# Calculating new temperature of an object when air temperature changes

I'm trying to calculate the new temperature of an object when the air temperature around it changes, given a period of time.

Basically I get periodic readings from an air temperature sensor in a refrigerator. In some cases these readings are every 5 minutes, in others every 1 minute, so the time between readings is variable.

For each reading I get, I'd like to also calculate the approximate temperature of food at its core; something like a chicken for example (I know that part is vague, but if there is a variable I can tweak then that is fine).

The result should be a "damped" version of the actual air temperature, as obviously any objects will slowly change temperature to eventually meet the air temperature.

Initially there used to be "food simulant" put around the sensor, so the temperature would automatically be damped, but this is no longer the case.

I do not know much about thermodynamics. I'm not sure if I can just add a percentage of the temperature change to the previous damped value, or if I need a calculation based on the last few air temperature readings, or what.

I guess I'm looking for a result a bit like:

10:00 2 degrees (air), 2 degrees (product)
10:05 2.5 degrees (air), 2.1 degrees (product)
10:10 2.5 degrees (air), 2.2 degrees (product)
10:20 2.7 degrees (air), 2.5 degrees (product)


I could do something really cheap like averaging the readings over the last 30 minutes but I don't think that will cut it!

I'd appreciate any help - thanks very much.

• You can't, at least not without knowing the thermal conductivity(aka rate of heat transfer) of the air-object interface and the thermal capacity (aka joules per gram per kelvin) of the object; to get the core temperature you need the heat transfer rate of the solid as well. Aug 27, 2014 at 11:31
• However, with a controlled experiment you can estimate the conductivity: Start with a known air and object temperature, respectively. Then take readings of both at regular intervals. The average change in the temperature difference divided by the time interval yields the conductivity. With Fourier's law you can predict the object's temperature. Aug 27, 2014 at 11:51
• Thanks Carl. It does not have to be perfectly precise. It is for food safety in restaurants (and similar). They just need to roughly know when the temperature of the products have gone out of range. They can't really have separate readings for each food type, so it is based on something like a chicken. I think they even got roughly the same response by putting some "hot melt" on the sensor. So basically, I'm trying to roughly simulate a block of protein in a fridge.
– Mark
Aug 27, 2014 at 11:53
• Thanks Aziraphale. Does the rate of change vary with how near or far it is to the air temperature (not physically, numerically)? Or how long it has been exposed to that temperature?
– Mark
Aug 27, 2014 at 11:55
• Before going to a lot of trouble, you might want to check with the regulatory authorities. If they have a strict procedure to follow, it will not matter how you do your calculation. Aug 16, 2015 at 0:15

The method of modelling the chicken as a sphere, as mentioned on your other forum, might work something like this. Model the chicken as a sphere and use the heat equation, treating the surface as your boundary. The way to do this is discussed here. To obtain an approximate thermal diffusivity for a chicken you could use the equations you discovered above, which look like they are dependent on temperature only. This translates into the thermal diffusivity via:

$$\alpha = \frac{k}{\rho c_p}$$

where $k$ is the thermal conductivity, $\rho$ is the density of the chicken, and $c_p$ is the specific heat capacity, which can be found for a number of different meats here.

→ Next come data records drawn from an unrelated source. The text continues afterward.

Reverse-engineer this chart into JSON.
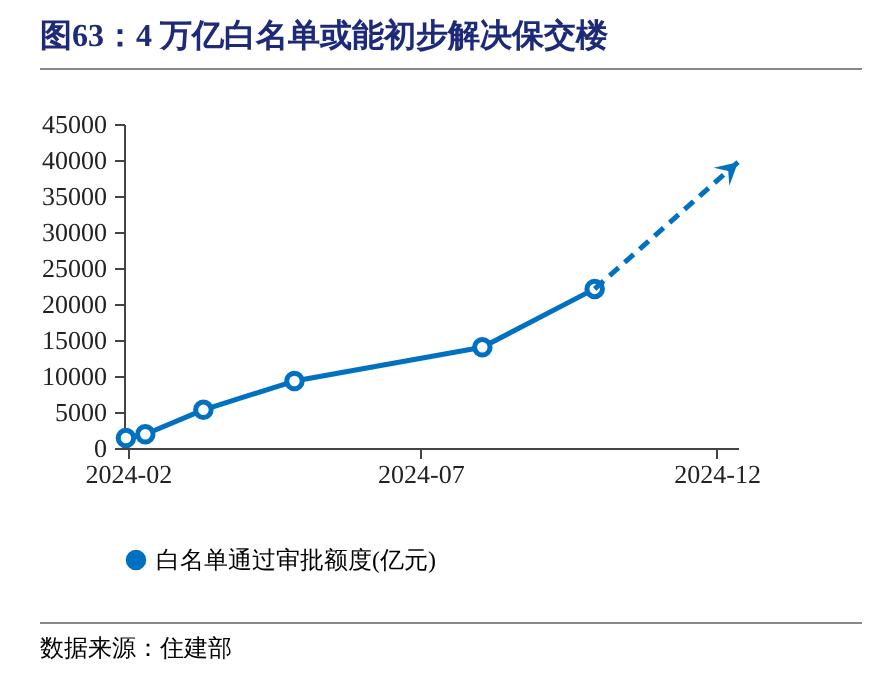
{
  "chart_data": {
    "type": "line",
    "title": "图63：4 万亿白名单或能初步解决保交楼",
    "annotations": [
      "数据来源：住建部"
    ],
    "xlim": [
      "2024-01-30",
      "2024-12-12"
    ],
    "xticks": [
      "2024-02",
      "2024-07",
      "2024-12"
    ],
    "ylim": [
      0,
      45000
    ],
    "yticks": [
      0,
      5000,
      10000,
      15000,
      20000,
      25000,
      30000,
      35000,
      40000,
      45000
    ],
    "grid": false,
    "legend": "bottom",
    "series": [
      {
        "name": "白名单通过审批额度(亿元)",
        "color": "#0070c0",
        "x": [
          "2024-01-31",
          "2024-02-10",
          "2024-03-11",
          "2024-04-27",
          "2024-08-02",
          "2024-09-29"
        ],
        "values": [
          1400,
          1900,
          5300,
          9300,
          14000,
          22100
        ],
        "marker": "circle",
        "line_style": "solid"
      },
      {
        "color": "#0070c0",
        "x": [
          "2024-09-29",
          "2024-12-12"
        ],
        "values": [
          22100,
          39700
        ],
        "marker": "none",
        "line_style": "dashed"
      }
    ]
  }
}
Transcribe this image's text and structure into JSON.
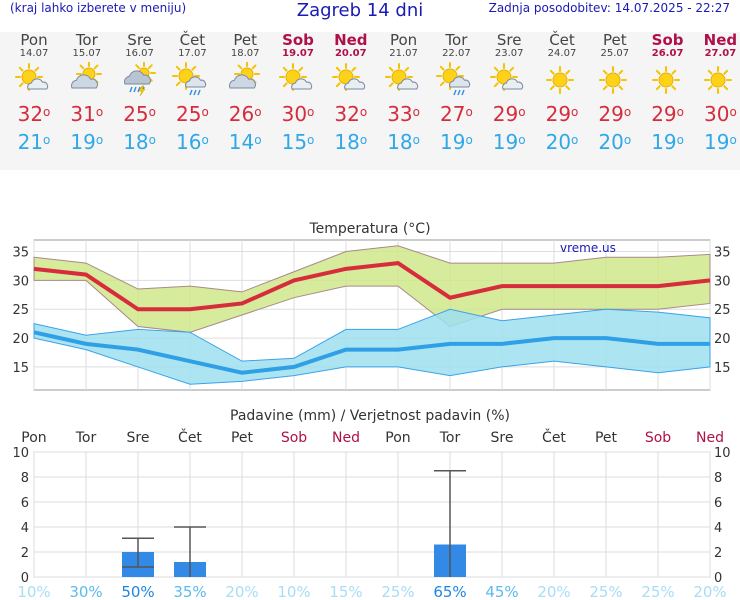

Even if this method doesn't sound quite like what you're looking for, you may still find using the heat equation in some way useful. It's often used for measuring heat and temperature changes in objects.

If the issue is the temperature of food (and the resultant rate of growth of bacteria), modeling a chicken as a sphere seems to be a bad idea because a chicken has plenty of parts sticking out. And unless the only bacteria on the chicken are in the chicken's center, tracking/predicting only the core temperature also seems a bad idea. The skin and the parts that stick out will warm up first, and will grow bacteria if they get warm enough even if the core of the chicken is frozen solid.

As pointed out in earlier comments and answers, every substance will have its own thermal conductivity. Moreover, the transition from frozen to unfrozen involves heat of fusion (e.g., an ice/water can stay at precisely 0 degrees C as heat flows out of it and the ratio of water to ice changes); and the effective heat of fusion of different foods will be different.

It will be very difficult (probably impossible) to come up with a single formula that covers all kinds of foods. An alternative approach might be to select samples of specific types of foods, insert small thermosensors into the samples at various depths & locations, and run the ambient temperature through its paces while you monitor the temperatures reported by the thermosensors.